In which case, learn to submit.
I’m curious why this is downvoted—if someone can legitimately dominate you, and you can’t rally other resources to protect you from domination, how is learning to submit NOT the correct response?
The OP was suggesting that you shouldn’t set the line above slug-bug. If you do, the aggressor now gets to take offense and socially (or physically—if you “punch back”, you’ve defected and are now fair game for retailiation) punish you for it.
It’s a bad equilibrium and I won’t support it. I don’t often fight against it, but that’s mostly because I no longer feel the helplessness and fear I sometimes did as a kid, and I feel bad when I see it and do nothing.
I think the central question that Duncan is getting at in the article is where the line should be. Society is putting it more towards micro, Duncan thinks it’s swung to far and wants to be towards macro. But it’s clear that just saying “have a line” doesn’t help with the dilemma very much (unless people don’t have personal boundaries, in which case saying “Have a line” is definitely helpful advice).
I thought the point was that people don’t set a line in some cases. This leads to situation where something that doesn’t actually bother people gets pushed back against based *on principle* only.
But it could very well be that you are right, or that we both are.
If my wife hits me, should I hit her back?
This feels like a not-completely-honest question. But here is my honest answer: “hit back” is a shorthand/metaphor for “react”. It’s an example with a very particular scenario in mind, but I’m sure you can generalize. Do something effective about it, the keyword to search for here is “domestic violence”.
This was not entirely a hypothetical question. My wife has attacked me several times. She hits me hard enough to hurt but not hard enough to injure. She had said several times that my refusal to fight back makes me less of a man and less attractive to her. The last time this happened, I did fight back, and she ended up with a nasty bruise on her stomach which was tender for days afterward. I also went to the local police station and filed a report, declining to press any charges. It has not happened since, although it could just be a matter of time.
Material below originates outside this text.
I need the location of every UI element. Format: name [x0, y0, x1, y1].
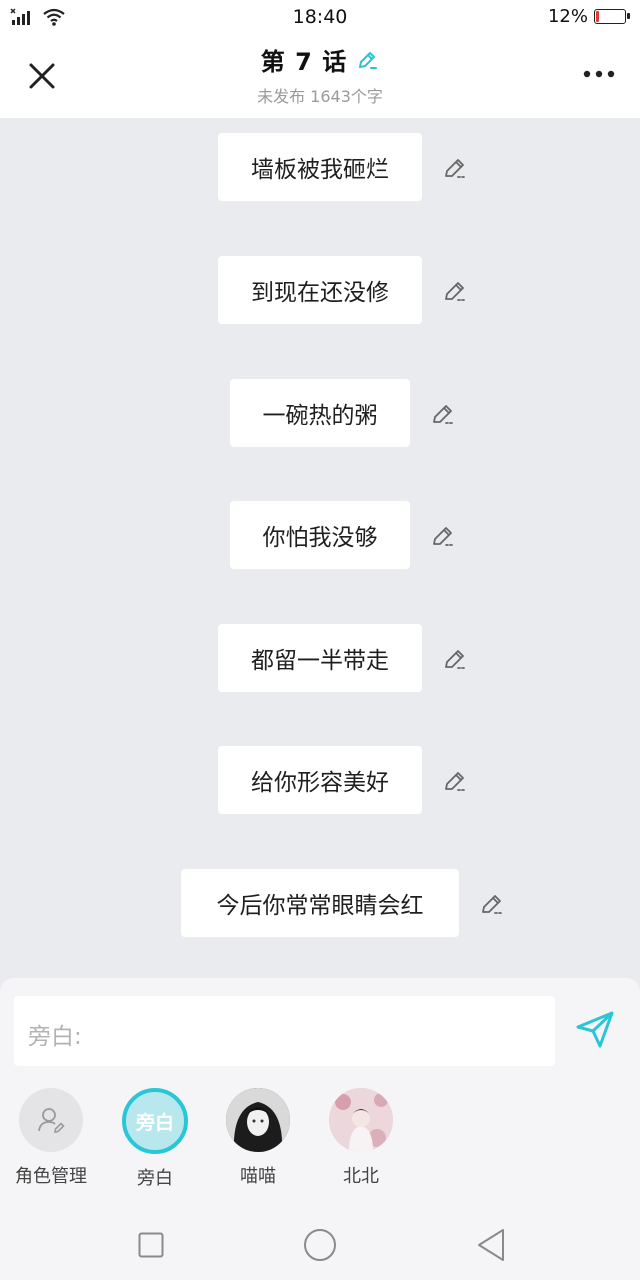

(I am not the only person that my wife has attacked. She says that if she gets mad enough, she “blacks out” and can’t remember what happens. Apparently, years ago, she went to the hospital to visit a close relative, only to be rudely told by a doctor “You can’t go into that room, that person’s dead.” She doesn’t remember what happened next, but supposedly she tried to strangle the doctor and had to be restrained by the people who went with her to the hospital.)
This is not normal behavior on her part. This is domestic violence. The standard advice is to leave people who hit you. Possibly after clearly stating that you are not okay with being hit and you will leave if it continues, and giving her a chance to change her ways. Maybe she should work with a professional to help with her anger problems. But there is a significant risk that a person who regularly attacks you will escalate.